For some reason, triathlon attracts many who want to dig into the science of how to train, researching questions like, “Why do I need long runs AND short fast runs?” “Why should I train my core so much if I am not in a sit-up competition?” “Swimming is really the only technique-oriented sport, right?”
It all starts with base training. Marc Evans writes about base training in Triathlete’s Edge. The following is an excerpt from his book reprinted here with permission from Human Kinetics.
“The ability to compete at peak athletic levels depends first and foremost on the athlete’s base preparation. A concentrated base is the foundation, core, and framework that best performances rely on. Base preparation includes exercising at low intensities for long durations—the building blocks used to construct the higher intensity efforts that come later. Dryland training (strength, core, flexibility) plays a chief role in base preparation training to comprehensively prepare the triathlete.
Too many triathletes want to get to the more intense work and neglect this important training. As I like to say, “The bigger the base, the better you’ll race.” Base training is the most important training and preparation part of the season.
As noted in chapter 6, the base preparation period of training picks up from active restoration and includes 16 weeks of foundational work in endurance, strength, flexibility, and technique. The general benefits of base preparation training include the following:
* Develops sport-specific aerobic endurance
* Develops strength, flexibility, neuromuscular coordination, and technique
* Strengthens connective tissue
* Increases the number of mitochondria and capillaries within the muscles
* Increases blood volume
* Enhances glycogen storage and capacity
* Decreases resting HR and increases stroke volume
These benefits are achieved by meeting the objectives of the phase, which include:
1. Assessing current fitness
2. Gradually increasing aerobic capacity and endurance (oxygen consumption)
3. Adding to core and maximal muscle strength
4. Progressively overloading and building up workout frequency, volume, and intensity
5. Promoting neurological development of proper technique patterns to improve economy
6. Training with drills to improve flexibility and coordination (technical exercises)

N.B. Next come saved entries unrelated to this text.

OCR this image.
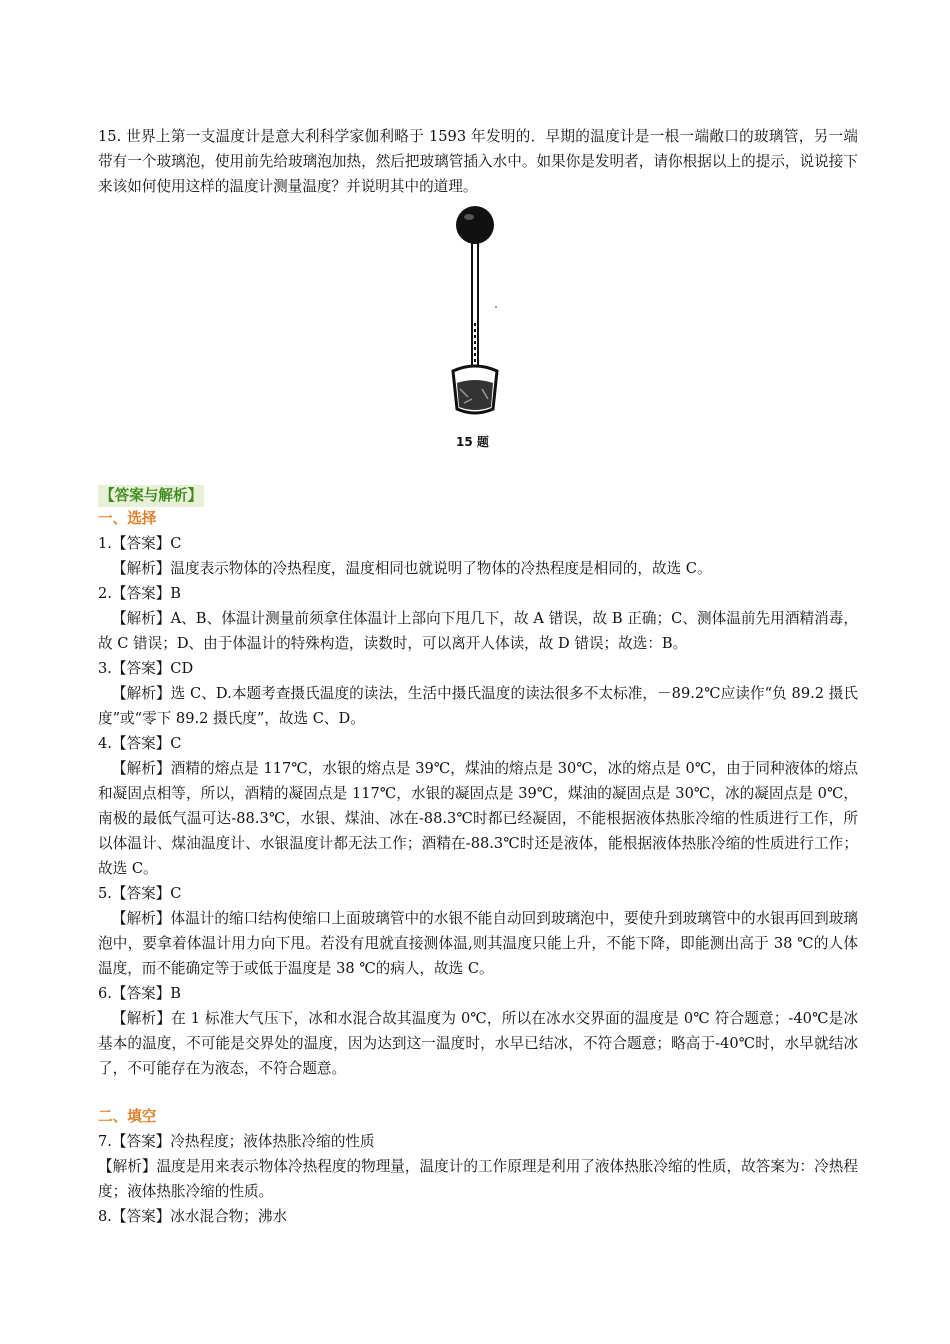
15. 世界上第一支温度计是意大利科学家伽利略于 1593 年发明的．早期的温度计是一根一端敞口的玻璃管，另一端带有一个玻璃泡，使用前先给玻璃泡加热，然后把玻璃管插入水中。如果你是发明者，请你根据以上的提示，说说接下来该如何使用这样的温度计测量温度？并说明其中的道理。

15 题
【答案与解析】
一、选择
1.【答案】C
【解析】温度表示物体的冷热程度，温度相同也就说明了物体的冷热程度是相同的，故选 C。
2.【答案】B
【解析】A、B、体温计测量前须拿住体温计上部向下甩几下，故 A 错误，故 B 正确；C、测体温前先用酒精消毒，故 C 错误；D、由于体温计的特殊构造，读数时，可以离开人体读，故 D 错误；故选：B。
3.【答案】CD
【解析】选 C、D.本题考查摄氏温度的读法，生活中摄氏温度的读法很多不太标准，－89.2℃应读作“负 89.2 摄氏度”或“零下 89.2 摄氏度”，故选 C、D。
4.【答案】C
【解析】酒精的熔点是 117℃，水银的熔点是 39℃，煤油的熔点是 30℃，冰的熔点是 0℃，由于同种液体的熔点和凝固点相等，所以，酒精的凝固点是 117℃，水银的凝固点是 39℃，煤油的凝固点是 30℃，冰的凝固点是 0℃，南极的最低气温可达-88.3℃，水银、煤油、冰在-88.3℃时都已经凝固，不能根据液体热胀冷缩的性质进行工作，所以体温计、煤油温度计、水银温度计都无法工作；酒精在-88.3℃时还是液体，能根据液体热胀冷缩的性质进行工作；故选 C。
5.【答案】C
【解析】体温计的缩口结构使缩口上面玻璃管中的水银不能自动回到玻璃泡中，要使升到玻璃管中的水银再回到玻璃泡中，要拿着体温计用力向下甩。若没有甩就直接测体温,则其温度只能上升，不能下降，即能测出高于 38 ℃的人体温度，而不能确定等于或低于温度是 38 ℃的病人，故选 C。
6.【答案】B
【解析】在 1 标准大气压下，冰和水混合故其温度为 0℃，所以在冰水交界面的温度是 0℃ 符合题意；-40℃是冰基本的温度，不可能是交界处的温度，因为达到这一温度时，水早已结冰，不符合题意；略高于-40℃时，水早就结冰了，不可能存在为液态，不符合题意。
二、填空
7.【答案】冷热程度；液体热胀冷缩的性质
【解析】温度是用来表示物体冷热程度的物理量，温度计的工作原理是利用了液体热胀冷缩的性质，故答案为：冷热程度；液体热胀冷缩的性质。
8.【答案】冰水混合物；沸水
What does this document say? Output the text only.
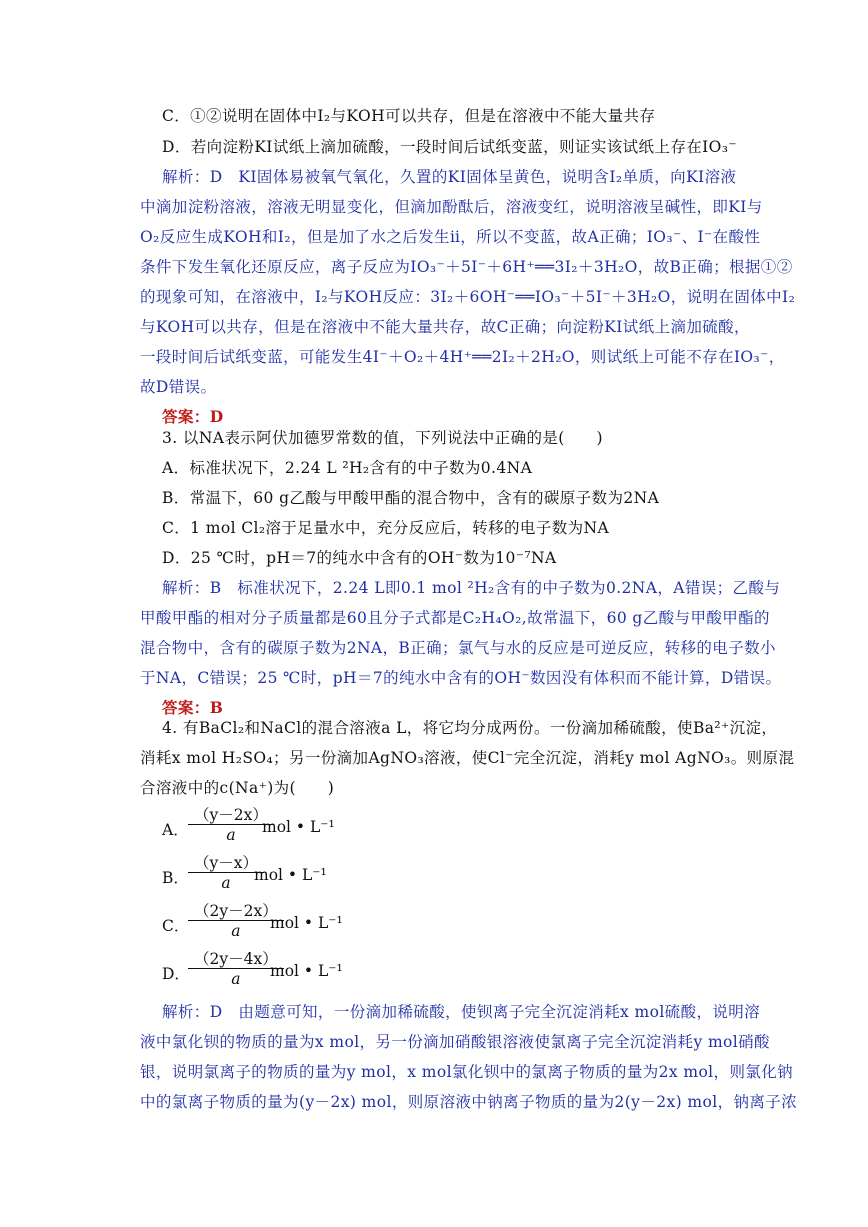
C．①②说明在固体中I₂与KOH可以共存，但是在溶液中不能大量共存
D．若向淀粉KI试纸上滴加硫酸，一段时间后试纸变蓝，则证实该试纸上存在IO₃⁻
解析：D　KI固体易被氧气氧化，久置的KI固体呈黄色，说明含I₂单质，向KI溶液
中滴加淀粉溶液，溶液无明显变化，但滴加酚酞后，溶液变红，说明溶液呈碱性，即KI与
O₂反应生成KOH和I₂，但是加了水之后发生ⅱ，所以不变蓝，故A正确；IO₃⁻、I⁻在酸性
条件下发生氧化还原反应，离子反应为IO₃⁻＋5I⁻＋6H⁺══3I₂＋3H₂O，故B正确；根据①②
的现象可知，在溶液中，I₂与KOH反应：3I₂＋6OH⁻══IO₃⁻＋5I⁻＋3H₂O，说明在固体中I₂
与KOH可以共存，但是在溶液中不能大量共存，故C正确；向淀粉KI试纸上滴加硫酸，
一段时间后试纸变蓝，可能发生4I⁻＋O₂＋4H⁺══2I₂＋2H₂O，则试纸上可能不存在IO₃⁻，
故D错误。
答案：D
3. 以NA表示阿伏加德罗常数的值，下列说法中正确的是(　　)
A．标准状况下，2.24 L ²H₂含有的中子数为0.4NA
B．常温下，60 g乙酸与甲酸甲酯的混合物中，含有的碳原子数为2NA
C．1 mol Cl₂溶于足量水中，充分反应后，转移的电子数为NA
D．25 ℃时，pH＝7的纯水中含有的OH⁻数为10⁻⁷NA
解析：B　标准状况下，2.24 L即0.1 mol ²H₂含有的中子数为0.2NA，A错误；乙酸与
甲酸甲酯的相对分子质量都是60且分子式都是C₂H₄O₂,故常温下，60 g乙酸与甲酸甲酯的
混合物中，含有的碳原子数为2NA，B正确；氯气与水的反应是可逆反应，转移的电子数小
于NA，C错误；25 ℃时，pH＝7的纯水中含有的OH⁻数因没有体积而不能计算，D错误。
答案：B
4. 有BaCl₂和NaCl的混合溶液a L，将它均分成两份。一份滴加稀硫酸，使Ba²⁺沉淀，
消耗x mol H₂SO₄；另一份滴加AgNO₃溶液，使Cl⁻完全沉淀，消耗y mol AgNO₃。则原混
合溶液中的c(Na⁺)为(　　)
A． $\frac{(y-2x)}{a}$
mol • L⁻¹
B． $\frac{(y-x)}{a}$
mol • L⁻¹
C．
$\frac{(2y-2x)}{a}$
mol • L⁻¹
D．
$\frac{(2y-4x)}{a}$
mol • L⁻¹
解析：D　由题意可知，一份滴加稀硫酸，使钡离子完全沉淀消耗x mol硫酸，说明溶
液中氯化钡的物质的量为x mol，另一份滴加硝酸银溶液使氯离子完全沉淀消耗y mol硝酸
银，说明氯离子的物质的量为y mol，x mol氯化钡中的氯离子物质的量为2x mol，则氯化钠
中的氯离子物质的量为(y－2x) mol，则原溶液中钠离子物质的量为2(y－2x) mol，钠离子浓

7. Managing nutrition and rest
8. Transitioning (aerobic/stamina) to bike-to-run workouts of longer duration and low intensity
Base preparation begins by assessing and establishing the athlete’s current baseline fitness and from there establishing short-term, midrange, and long-range goals. I use a battery of pretests to determine an athlete’s swimming, cycling, and running fitness. This is followed by another or several periodic retests to evaluate progress throughout this phase. These tests help define the direction of the training plan by establishing objective training benchmarks, which can be repeated over time. From these benchmarks, an athlete can better establish realistic goals that will give their training and racing a sense of purpose and direction.”